Menteri Koordinator Bidang Kemaritiman dan Investasi, Luhut B Pandjaitan, juga menyebut bahwa suhu punya pengaruh terhadap virus corona. Menurutnya, Indonesia bakal mendapatkan keuntungan dengan kondisi suhu dan kelembaban yang tinggi pada bulan April.

“Indonesia diuntungkan dengan temperatur tinggi pada April. Ini humidity (kelembaban) tinggi buat COVID-19 relatif lemah daripada tempat lain,” kata Luhut kepada wartawan, Selasa (31/3).  “Tapi kalau kita social distancing tidak juga ketat, terlalu banyak berkumpul ramai-ramai, ya, enggak berlaku tadi keuntungan kita tadi dari panas atau humidity tadi,” ungkapnya.

Pernyataan tersebut benar dalam hal daya tahan virus corona. Sejumlah penelitian menyebut bahwa suhu udara berdampak pada masa hidup virus tersebut.
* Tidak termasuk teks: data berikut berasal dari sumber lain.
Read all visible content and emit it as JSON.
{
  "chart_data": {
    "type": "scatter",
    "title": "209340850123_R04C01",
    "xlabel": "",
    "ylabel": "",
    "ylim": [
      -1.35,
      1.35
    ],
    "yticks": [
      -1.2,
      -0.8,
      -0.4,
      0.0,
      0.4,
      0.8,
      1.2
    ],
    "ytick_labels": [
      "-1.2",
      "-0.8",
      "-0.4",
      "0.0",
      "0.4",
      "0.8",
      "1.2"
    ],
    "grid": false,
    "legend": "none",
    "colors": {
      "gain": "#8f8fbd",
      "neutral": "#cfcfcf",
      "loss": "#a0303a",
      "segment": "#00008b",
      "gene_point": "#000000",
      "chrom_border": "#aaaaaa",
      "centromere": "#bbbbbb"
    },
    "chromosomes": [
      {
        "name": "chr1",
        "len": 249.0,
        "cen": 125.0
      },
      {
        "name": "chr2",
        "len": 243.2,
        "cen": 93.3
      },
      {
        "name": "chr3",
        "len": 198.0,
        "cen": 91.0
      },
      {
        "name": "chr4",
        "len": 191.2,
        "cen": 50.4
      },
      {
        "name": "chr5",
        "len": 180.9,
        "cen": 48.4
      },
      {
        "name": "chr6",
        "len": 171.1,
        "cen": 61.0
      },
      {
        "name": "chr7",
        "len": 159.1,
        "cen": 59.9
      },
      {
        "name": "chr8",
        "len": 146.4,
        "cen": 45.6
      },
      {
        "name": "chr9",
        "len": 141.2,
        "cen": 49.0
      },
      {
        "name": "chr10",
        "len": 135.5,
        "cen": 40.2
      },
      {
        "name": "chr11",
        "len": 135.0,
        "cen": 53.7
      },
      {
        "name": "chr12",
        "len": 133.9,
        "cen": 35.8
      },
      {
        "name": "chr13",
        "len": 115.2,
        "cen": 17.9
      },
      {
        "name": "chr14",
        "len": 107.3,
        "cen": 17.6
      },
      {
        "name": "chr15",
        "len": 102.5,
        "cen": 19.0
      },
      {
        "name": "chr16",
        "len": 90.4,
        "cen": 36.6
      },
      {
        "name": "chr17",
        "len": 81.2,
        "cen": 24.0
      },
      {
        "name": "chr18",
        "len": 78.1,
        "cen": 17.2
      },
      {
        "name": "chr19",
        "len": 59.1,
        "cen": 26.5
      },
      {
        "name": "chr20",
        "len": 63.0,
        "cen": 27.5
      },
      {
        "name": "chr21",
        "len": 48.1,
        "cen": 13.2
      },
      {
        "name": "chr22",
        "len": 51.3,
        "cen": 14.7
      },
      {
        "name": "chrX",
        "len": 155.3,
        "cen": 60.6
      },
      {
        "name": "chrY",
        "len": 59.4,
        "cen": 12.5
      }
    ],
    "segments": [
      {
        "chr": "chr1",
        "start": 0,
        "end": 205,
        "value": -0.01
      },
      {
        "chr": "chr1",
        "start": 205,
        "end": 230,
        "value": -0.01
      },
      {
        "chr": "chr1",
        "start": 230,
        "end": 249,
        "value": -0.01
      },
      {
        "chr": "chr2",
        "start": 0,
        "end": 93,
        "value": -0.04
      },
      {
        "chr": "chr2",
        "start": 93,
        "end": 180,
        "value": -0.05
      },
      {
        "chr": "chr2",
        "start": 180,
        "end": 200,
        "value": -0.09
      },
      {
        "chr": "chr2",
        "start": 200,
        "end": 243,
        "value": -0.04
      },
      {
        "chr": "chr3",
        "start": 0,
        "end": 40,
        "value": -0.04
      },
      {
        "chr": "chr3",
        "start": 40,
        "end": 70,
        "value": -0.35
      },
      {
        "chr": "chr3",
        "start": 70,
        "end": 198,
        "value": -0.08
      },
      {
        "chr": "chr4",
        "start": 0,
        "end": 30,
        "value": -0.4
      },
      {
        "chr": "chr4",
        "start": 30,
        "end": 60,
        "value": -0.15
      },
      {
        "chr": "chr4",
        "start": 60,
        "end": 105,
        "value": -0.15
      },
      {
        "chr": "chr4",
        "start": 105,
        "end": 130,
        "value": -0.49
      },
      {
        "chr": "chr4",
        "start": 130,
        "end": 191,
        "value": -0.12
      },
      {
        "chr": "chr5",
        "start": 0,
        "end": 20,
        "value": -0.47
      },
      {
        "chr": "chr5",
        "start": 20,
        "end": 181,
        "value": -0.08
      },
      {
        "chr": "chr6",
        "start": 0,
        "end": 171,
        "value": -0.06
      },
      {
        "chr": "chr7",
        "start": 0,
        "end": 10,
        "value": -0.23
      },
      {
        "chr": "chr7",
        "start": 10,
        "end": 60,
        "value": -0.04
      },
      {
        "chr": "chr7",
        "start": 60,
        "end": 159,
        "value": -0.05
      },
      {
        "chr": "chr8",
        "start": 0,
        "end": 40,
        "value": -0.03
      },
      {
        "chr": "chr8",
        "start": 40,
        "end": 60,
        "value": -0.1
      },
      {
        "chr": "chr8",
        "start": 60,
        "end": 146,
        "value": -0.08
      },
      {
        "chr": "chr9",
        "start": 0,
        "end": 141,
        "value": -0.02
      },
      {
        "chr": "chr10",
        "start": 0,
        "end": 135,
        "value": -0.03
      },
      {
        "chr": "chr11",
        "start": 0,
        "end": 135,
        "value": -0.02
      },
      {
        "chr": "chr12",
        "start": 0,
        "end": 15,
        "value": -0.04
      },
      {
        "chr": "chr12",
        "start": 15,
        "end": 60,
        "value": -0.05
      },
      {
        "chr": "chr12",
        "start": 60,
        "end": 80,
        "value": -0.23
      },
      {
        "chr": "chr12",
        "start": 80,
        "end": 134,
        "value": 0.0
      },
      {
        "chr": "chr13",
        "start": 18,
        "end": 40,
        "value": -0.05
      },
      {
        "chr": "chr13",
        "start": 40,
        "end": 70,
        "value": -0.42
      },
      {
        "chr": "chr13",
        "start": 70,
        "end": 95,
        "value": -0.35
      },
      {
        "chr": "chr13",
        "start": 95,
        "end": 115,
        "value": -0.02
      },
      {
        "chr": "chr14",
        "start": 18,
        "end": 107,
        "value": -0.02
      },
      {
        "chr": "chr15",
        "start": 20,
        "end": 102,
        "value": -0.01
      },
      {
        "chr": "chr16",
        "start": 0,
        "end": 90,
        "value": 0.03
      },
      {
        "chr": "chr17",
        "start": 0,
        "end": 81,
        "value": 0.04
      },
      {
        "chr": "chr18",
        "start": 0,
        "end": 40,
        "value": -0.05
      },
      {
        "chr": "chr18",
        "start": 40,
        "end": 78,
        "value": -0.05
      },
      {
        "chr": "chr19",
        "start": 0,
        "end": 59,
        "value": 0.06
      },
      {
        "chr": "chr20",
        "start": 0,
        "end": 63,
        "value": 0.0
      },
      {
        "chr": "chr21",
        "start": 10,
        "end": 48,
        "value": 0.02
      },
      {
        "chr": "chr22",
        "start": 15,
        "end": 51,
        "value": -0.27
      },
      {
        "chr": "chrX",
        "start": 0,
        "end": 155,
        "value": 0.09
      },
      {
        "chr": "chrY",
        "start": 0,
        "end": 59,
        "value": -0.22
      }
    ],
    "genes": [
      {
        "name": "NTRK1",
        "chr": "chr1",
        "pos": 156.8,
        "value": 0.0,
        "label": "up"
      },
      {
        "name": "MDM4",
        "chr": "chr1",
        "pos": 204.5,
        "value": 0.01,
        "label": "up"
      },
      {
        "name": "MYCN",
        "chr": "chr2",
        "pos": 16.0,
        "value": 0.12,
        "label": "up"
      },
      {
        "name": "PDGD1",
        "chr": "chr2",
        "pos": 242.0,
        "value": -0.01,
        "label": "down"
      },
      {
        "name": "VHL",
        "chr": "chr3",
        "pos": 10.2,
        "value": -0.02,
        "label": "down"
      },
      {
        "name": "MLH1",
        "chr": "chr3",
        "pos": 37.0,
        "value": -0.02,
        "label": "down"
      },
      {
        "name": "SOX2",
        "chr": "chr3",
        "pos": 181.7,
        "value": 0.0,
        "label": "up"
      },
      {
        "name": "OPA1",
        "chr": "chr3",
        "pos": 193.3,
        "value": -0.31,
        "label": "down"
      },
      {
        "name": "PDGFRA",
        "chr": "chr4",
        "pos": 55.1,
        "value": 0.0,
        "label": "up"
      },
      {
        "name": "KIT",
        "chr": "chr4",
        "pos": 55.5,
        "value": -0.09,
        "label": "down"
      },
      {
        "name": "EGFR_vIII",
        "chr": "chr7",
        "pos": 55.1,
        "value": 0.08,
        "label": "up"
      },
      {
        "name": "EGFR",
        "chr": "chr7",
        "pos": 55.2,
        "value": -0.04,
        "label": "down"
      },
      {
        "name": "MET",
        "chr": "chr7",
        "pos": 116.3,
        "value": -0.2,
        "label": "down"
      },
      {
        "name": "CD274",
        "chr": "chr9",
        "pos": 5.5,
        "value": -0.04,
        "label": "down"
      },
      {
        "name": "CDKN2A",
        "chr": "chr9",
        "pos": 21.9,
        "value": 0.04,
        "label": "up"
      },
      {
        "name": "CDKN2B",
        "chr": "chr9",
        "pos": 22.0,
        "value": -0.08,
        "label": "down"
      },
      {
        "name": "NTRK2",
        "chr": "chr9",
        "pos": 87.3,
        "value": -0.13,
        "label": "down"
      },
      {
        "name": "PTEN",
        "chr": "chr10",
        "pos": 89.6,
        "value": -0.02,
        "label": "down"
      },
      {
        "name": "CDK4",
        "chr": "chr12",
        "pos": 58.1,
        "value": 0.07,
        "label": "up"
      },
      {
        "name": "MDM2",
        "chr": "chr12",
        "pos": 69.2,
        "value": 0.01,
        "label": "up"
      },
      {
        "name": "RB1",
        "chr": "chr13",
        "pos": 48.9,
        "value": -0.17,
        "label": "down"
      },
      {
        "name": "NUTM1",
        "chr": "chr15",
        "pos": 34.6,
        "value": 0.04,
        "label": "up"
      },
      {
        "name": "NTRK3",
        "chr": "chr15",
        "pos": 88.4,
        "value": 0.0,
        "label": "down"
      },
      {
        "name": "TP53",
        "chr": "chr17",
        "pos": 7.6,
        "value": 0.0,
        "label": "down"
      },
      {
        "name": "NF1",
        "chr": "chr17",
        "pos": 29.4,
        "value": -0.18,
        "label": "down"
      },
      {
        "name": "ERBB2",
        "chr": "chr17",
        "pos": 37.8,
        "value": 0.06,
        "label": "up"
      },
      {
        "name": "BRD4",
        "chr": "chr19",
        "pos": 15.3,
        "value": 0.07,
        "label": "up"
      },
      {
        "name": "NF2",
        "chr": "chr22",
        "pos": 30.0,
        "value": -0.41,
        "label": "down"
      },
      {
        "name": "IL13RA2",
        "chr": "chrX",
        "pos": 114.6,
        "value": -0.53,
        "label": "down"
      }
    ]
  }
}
Meski demikian, penelitian dari Harvard Medical School menunjukkan bahwa suhu cuaca dan kelembaban tidak mempengaruhi tingkat penyebaran kasus SARS-CoV-2 di wilayah tropis seperti Indonesia.

Berbeda dengan Harvard, laporan terbaru dari tim Gabungan BMKG dan UGM menunjukkan beberapa riset sebelumnya menyebut bahwa iklim dapat menjadi faktor pendukung dalam menekan kasus wabah virus corona. Namun, faktor alam tak akan punya pengaruh banyak jika intervensi pemerintah untuk menerapkan pembatasan sosial yang tegas tidak dilakukan secara serius.

“Akhirnya laporan tim BMKG-UGM merekomendasikan berdasarkan fakta dan kajian terhadap beberapa penelitian sebelumnya, bahwa apabila mobilitas penduduk dan interaksi sosial ini benar-benar dapat dibatasi, disertai dengan intervensi kesehatan masyarakat (Luo et. al. 2020 dan Poirier et. al., 2020), maka faktor suhu dan kelembapan udara dapat menjadi faktor pendukung dalam memitigasi atau mengurangi risiko penyebaran wabah tersebut,” kata Kepala BMKG Dwikorita Karnawati.